Warren Buffett: Oh, most of them. Most. My guess is that a very significant percentage of our members, I mean, way over half are going to give a lot more than half.


That’s certainly true of the founders. The Gates have already committed to giving 95 percent of their wealth away. Warren Buffett – 99 percent.


They say that kind of extreme giving is needed because the rich have been getting so much richer. Tech innovations and rising global markets have produced vast fortunes not seen since the Industrial Revolution.


So what does Warren Buffett say to convince today’s billionaires to give their fortunes away?


Warren Buffett: Incremental wealth, adding to the wealth they have now has no real utility to them. But that wealth has incredible utility to other people. It can educate children, it can vaccinate children. It can do all kinds of things.


Charlie Rose: There are others, and people that I know, say, “I want to give it to my children. That’s what I want to do.” What’s wrong with that?


Warren Buffett: I don’t really think that, as a society, we want to confer blessings on generation after generation who contribute nothing to society, simply because somebody in the far distant past happened to amass a great sum of wealth.


So far 115 billionaires have bought Buffett’s argument and signed the Giving Pledge. Ages range from 27 to 98. Some inherited wealth, but most are self-made. Their businesses range from technology and social media… to pizza, hair care and home improvement. Combined pledges so far – over a half a trillion dollars.


Charlie Rose: What conditions are there? I mean, can they say, “Yes, I’m with you. I’m here. But I want to give it to this institution or that institution.”


Warren Buffett: We don’t care what institution they give it to.


Bill Gates: Yeah, in fact, we’re not endorsing any flavor of philanthropy. We do think we’re all gonna be smarter and do it better learning from each other. But there is no pooling of money. We celebrate the diversity of philanthropy.


Billionaires can be shy when it comes to talking about their money. But Warren Buffett helped convince seven who have signed the pledge to sit down with 60 Minutes.

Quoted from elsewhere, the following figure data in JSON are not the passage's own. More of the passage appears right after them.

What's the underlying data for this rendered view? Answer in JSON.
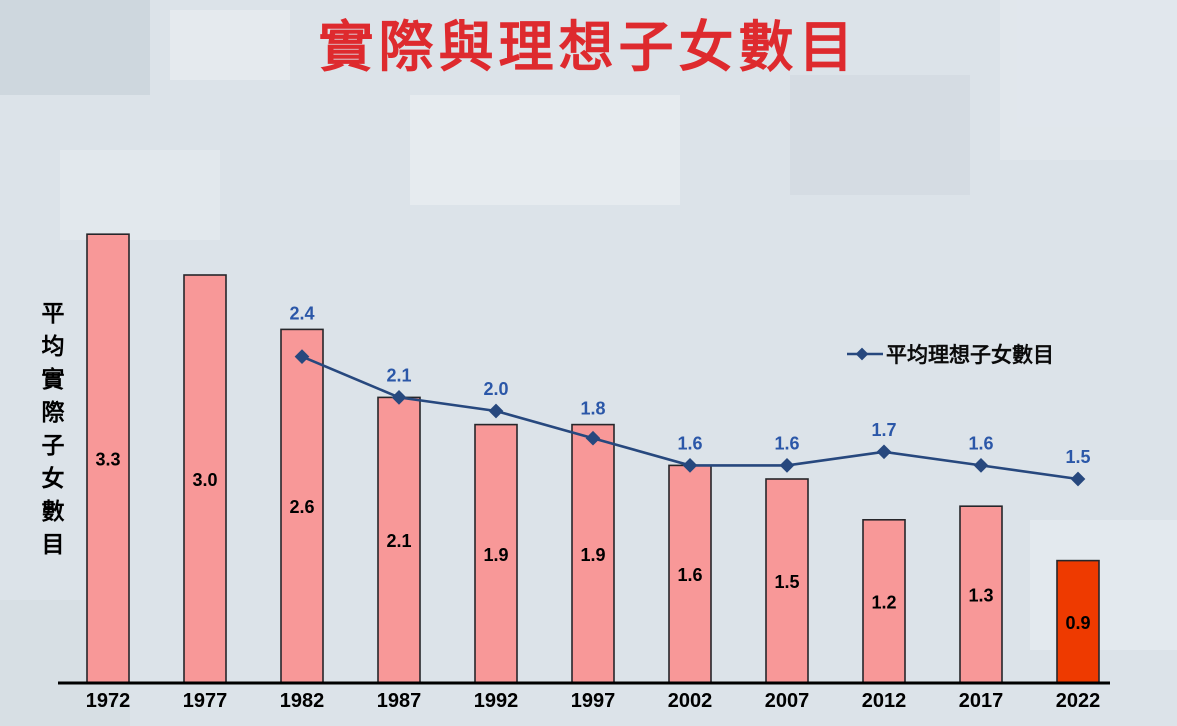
{
  "title": "實際與理想子女數目",
  "y_axis": {
    "label": "平均實際子女數目"
  },
  "legend": {
    "ideal_label": "平均理想子女數目"
  },
  "chart_data": {
    "type": "bar",
    "title": "實際與理想子女數目",
    "categories": [
      "1972",
      "1977",
      "1982",
      "1987",
      "1992",
      "1997",
      "2002",
      "2007",
      "2012",
      "2017",
      "2022"
    ],
    "series": [
      {
        "name": "平均實際子女數目",
        "type": "bar",
        "values": [
          3.3,
          3.0,
          2.6,
          2.1,
          1.9,
          1.9,
          1.6,
          1.5,
          1.2,
          1.3,
          0.9
        ]
      },
      {
        "name": "平均理想子女數目",
        "type": "line",
        "values": [
          null,
          null,
          2.4,
          2.1,
          2.0,
          1.8,
          1.6,
          1.6,
          1.7,
          1.6,
          1.5
        ]
      }
    ],
    "ylabel": "平均實際子女數目",
    "xlabel": "",
    "ylim": [
      0,
      3.5
    ],
    "grid": false,
    "legend_position": "middle-right",
    "colors": {
      "bar": "#F89898",
      "bar_last": "#EE3A00",
      "bar_border": "#26262a",
      "line": "#27487E",
      "line_label": "#2B57A8",
      "bar_label": "#000000",
      "title": "#DE2A2E",
      "background": "#DCE3E9"
    }
  }
}
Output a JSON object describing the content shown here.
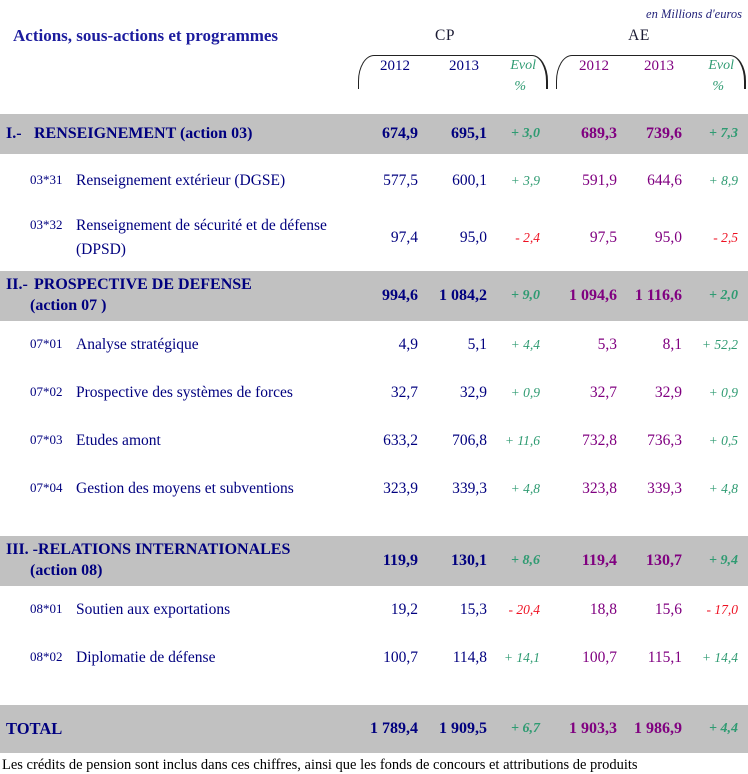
{
  "units_note": "en Millions d'euros",
  "footnote": "Les crédits de pension sont inclus dans ces chiffres, ainsi que les fonds de concours et attributions de produits",
  "colors": {
    "navy": "#00007f",
    "title": "#1c1c9e",
    "purple": "#800080",
    "green": "#2f9b72",
    "red": "#ee1122",
    "band": "#c1c1c1"
  },
  "table": {
    "row_header": "Actions, sous-actions et programmes",
    "groups": [
      {
        "name": "CP",
        "year1": "2012",
        "year2": "2013",
        "evol": "Evol",
        "pct": "%"
      },
      {
        "name": "AE",
        "year1": "2012",
        "year2": "2013",
        "evol": "Evol",
        "pct": "%"
      }
    ],
    "rows": [
      {
        "type": "section",
        "numeral": "I.-",
        "line1": "RENSEIGNEMENT (action 03)",
        "line2": "",
        "values": [
          "674,9",
          "695,1",
          "+ 3,0",
          "689,3",
          "739,6",
          "+ 7,3"
        ]
      },
      {
        "type": "sub",
        "code": "03*31",
        "label": "Renseignement extérieur (DGSE)",
        "values": [
          "577,5",
          "600,1",
          "+ 3,9",
          "591,9",
          "644,6",
          "+ 8,9"
        ]
      },
      {
        "type": "sub",
        "code": "03*32",
        "label": "Renseignement de sécurité et de défense (DPSD)",
        "values": [
          "97,4",
          "95,0",
          "- 2,4",
          "97,5",
          "95,0",
          "- 2,5"
        ]
      },
      {
        "type": "section",
        "numeral": "II.-",
        "line1": "PROSPECTIVE DE DEFENSE",
        "line2": "(action 07 )",
        "values": [
          "994,6",
          "1 084,2",
          "+ 9,0",
          "1 094,6",
          "1 116,6",
          "+ 2,0"
        ]
      },
      {
        "type": "sub",
        "code": "07*01",
        "label": "Analyse stratégique",
        "values": [
          "4,9",
          "5,1",
          "+ 4,4",
          "5,3",
          "8,1",
          "+ 52,2"
        ]
      },
      {
        "type": "sub",
        "code": "07*02",
        "label": "Prospective des systèmes de forces",
        "values": [
          "32,7",
          "32,9",
          "+ 0,9",
          "32,7",
          "32,9",
          "+ 0,9"
        ]
      },
      {
        "type": "sub",
        "code": "07*03",
        "label": "Etudes amont",
        "values": [
          "633,2",
          "706,8",
          "+ 11,6",
          "732,8",
          "736,3",
          "+ 0,5"
        ]
      },
      {
        "type": "sub",
        "code": "07*04",
        "label": "Gestion des moyens et subventions",
        "values": [
          "323,9",
          "339,3",
          "+ 4,8",
          "323,8",
          "339,3",
          "+ 4,8"
        ]
      },
      {
        "type": "section",
        "numeral": "III. -",
        "line1": "RELATIONS INTERNATIONALES",
        "line2": "(action 08)",
        "values": [
          "119,9",
          "130,1",
          "+ 8,6",
          "119,4",
          "130,7",
          "+ 9,4"
        ]
      },
      {
        "type": "sub",
        "code": "08*01",
        "label": "Soutien aux exportations",
        "values": [
          "19,2",
          "15,3",
          "- 20,4",
          "18,8",
          "15,6",
          "- 17,0"
        ]
      },
      {
        "type": "sub",
        "code": "08*02",
        "label": "Diplomatie de défense",
        "values": [
          "100,7",
          "114,8",
          "+ 14,1",
          "100,7",
          "115,1",
          "+ 14,4"
        ]
      }
    ],
    "total": {
      "label": "TOTAL",
      "values": [
        "1 789,4",
        "1 909,5",
        "+ 6,7",
        "1 903,3",
        "1 986,9",
        "+ 4,4"
      ]
    }
  }
}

They are investors Pete Peterson and Nicolas Berggruen, South African mining tycoon Patrice Motsepe and his wife Dr. Precious Moloi-Motsepe, entrepreneur Sara Blakely and AOL founder Steve Case, and his wife Jean.


Charlie Rose: When did you first hear of the Giving Pledge?


Jean Case: Melinda called and talked to us. But we had the benefit of knowing Bill and Melinda for a long time, going back to our technology roots.


Steve Case: We competed against them for many years.

Jean Case: We did.


Steve Case: And we’re happy to finally join forces.


Charlie Rose: You wanted to be on their side.


Steve Case: Yeah, yeah, we wanted to be on the, aligned.


They’ve all signed the same pledge, and they bring the same brashness to their philanthropic ambition that helped them build financial empires.